Some 176 elementary school books from the Essential Voices collection were among the books that were taken out of the libraries of Duval County public schools, according to PEN America, a nonprofit organization that promotes literary freedom of expression. In addition to some titles that were substituted, the organization claimed that more than 100 books were removed because their “content was too mature for the grade level for which it was intended”
According to Duke-Bolden, 47 titles that were substituted for Essential Voices collection books that were not available were returned. With regard to the more than 170 books, “106 were deemed to be useful for our reading goals and have been distributed to classrooms,” while 26 others are still being evaluated. The full content of each book must be evaluated for age-level appropriateness and compliance with Florida law, Duke-Bolden continued, “remember that even though a title may appear to be appropriate.
More than 30 of the books that were taken out of Duval County were written or illustrated by Latinos, or they included Latino characters and storylines. These included Winter’s Clemente book, “Celia Cruz, Queen of Salsa” by Veronica Chambers and Julie Maren, “Sonia Sotomayor (Women Who Broke the Rules Series)” by Kathleen Krull and Angela Dominguez, and “Celia Cruz, Queen of Salsa” by Veronica Chambers and Julie Maren.
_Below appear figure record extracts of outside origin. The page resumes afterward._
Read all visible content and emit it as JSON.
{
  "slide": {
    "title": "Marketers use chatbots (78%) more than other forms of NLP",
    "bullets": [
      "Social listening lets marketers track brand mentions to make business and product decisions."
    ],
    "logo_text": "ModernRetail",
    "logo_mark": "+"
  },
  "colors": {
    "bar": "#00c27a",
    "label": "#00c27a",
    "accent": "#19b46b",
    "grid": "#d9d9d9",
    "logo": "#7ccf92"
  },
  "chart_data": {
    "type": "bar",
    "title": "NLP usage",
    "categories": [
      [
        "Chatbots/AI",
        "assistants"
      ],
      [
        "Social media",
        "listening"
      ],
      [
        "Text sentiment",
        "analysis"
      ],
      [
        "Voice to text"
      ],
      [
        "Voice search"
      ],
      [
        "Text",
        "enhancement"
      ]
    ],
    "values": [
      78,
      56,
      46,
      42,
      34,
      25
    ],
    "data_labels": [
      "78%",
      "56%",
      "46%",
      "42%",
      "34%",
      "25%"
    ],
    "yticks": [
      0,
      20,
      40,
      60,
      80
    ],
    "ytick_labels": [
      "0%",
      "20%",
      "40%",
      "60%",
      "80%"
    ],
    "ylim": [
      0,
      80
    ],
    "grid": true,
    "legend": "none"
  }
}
“His story is his story. He went through racism. It’s something that can’t be changed,” Clemente Jr. said. “But obviously, for the younger students, if it’s something that they feel is too much for them, they might be able to utilize a different book with the same story, but it’s framed differently for them, for that for that age group.”
said Roberto Clemente Jr. He continued by saying that he hoped the legacy of his father and the life he lived will inspire people of all ages.